Female actresses and artists of all ages are speaking out about the ongoing issues for women in Hollywood, from ageism to the gender pay gap. And just like when you feel that you're the only one with a certain problem until you speak up and find out that the boat is actually quite crowded, so these stars have learned that they're not alone.

The progress is happening, slowly. For every 10 photo spreads that are touched up to within an inch of their lives, there's a no-makeup feature celebrating natural beauty. For every 15 runway shows where the models couldn't weigh in for a prize fight if they all stood on the scale together, there's a conversation taking place about body diversity and, hopefully, the ways in which the high-fashion fashion industry can better embrace "real women."

Ashley Graham landed the 2016 Sports Illustrated Swimsuit Issue cover, as did UFC star Ronda Rousey, a majorly progressive moment for the male-gaze-driven magazine. But then Cheryl Tiegs expressed concern that Graham's body type didn't look "healthy" enough to have earned such a coveted honor, a reminder that it's hardly just men who have a certain expectation of what a woman should look like.

So, for every series of steps forward, there's a step back. We're not there yet—wherever "there" is, exactly.

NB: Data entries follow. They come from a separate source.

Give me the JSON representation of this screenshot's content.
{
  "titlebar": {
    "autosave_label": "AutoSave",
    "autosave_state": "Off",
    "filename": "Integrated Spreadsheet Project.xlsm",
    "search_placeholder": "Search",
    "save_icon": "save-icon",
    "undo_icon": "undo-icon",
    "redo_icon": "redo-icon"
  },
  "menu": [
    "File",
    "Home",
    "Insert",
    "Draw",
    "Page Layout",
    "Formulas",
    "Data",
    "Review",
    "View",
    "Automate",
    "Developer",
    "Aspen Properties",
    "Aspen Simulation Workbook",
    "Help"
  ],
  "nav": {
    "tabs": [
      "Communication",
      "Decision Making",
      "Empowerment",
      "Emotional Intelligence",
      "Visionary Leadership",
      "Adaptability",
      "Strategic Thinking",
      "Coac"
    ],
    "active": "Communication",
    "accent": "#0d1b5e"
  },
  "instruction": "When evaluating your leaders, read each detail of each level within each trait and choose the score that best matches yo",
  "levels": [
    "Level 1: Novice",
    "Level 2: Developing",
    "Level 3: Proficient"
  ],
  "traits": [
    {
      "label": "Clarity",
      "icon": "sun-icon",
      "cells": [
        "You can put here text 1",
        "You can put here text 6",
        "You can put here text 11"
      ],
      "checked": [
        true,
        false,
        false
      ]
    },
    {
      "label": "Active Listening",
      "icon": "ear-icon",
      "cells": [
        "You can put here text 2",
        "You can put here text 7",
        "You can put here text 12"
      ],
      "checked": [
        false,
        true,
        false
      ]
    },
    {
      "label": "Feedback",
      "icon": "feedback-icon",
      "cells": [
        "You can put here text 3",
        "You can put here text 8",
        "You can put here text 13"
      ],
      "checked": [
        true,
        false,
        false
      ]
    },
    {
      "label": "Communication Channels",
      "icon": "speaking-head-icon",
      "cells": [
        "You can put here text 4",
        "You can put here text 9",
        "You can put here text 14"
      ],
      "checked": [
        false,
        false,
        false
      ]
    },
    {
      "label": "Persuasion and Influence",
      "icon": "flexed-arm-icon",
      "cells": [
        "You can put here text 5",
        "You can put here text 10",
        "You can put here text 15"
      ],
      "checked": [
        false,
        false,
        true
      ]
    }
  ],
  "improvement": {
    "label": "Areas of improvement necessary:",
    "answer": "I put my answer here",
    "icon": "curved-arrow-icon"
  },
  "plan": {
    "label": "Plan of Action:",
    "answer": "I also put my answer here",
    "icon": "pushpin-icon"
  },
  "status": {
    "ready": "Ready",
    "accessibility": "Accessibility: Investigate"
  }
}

The slender, wrinkle-and-blemish-free ideal isn't going away anytime soon. 

Yet if more iconic publications that helped set the standard in the first place, such as the Pirelli Calendar, are willing (like the Pirelli Calendar) to move forward, to push the boundaries that they set for themselves all those years ago and continue to insist that the definition of beauty evolve, then a wider embrace of the inherent perfection in what's real is within our grasp.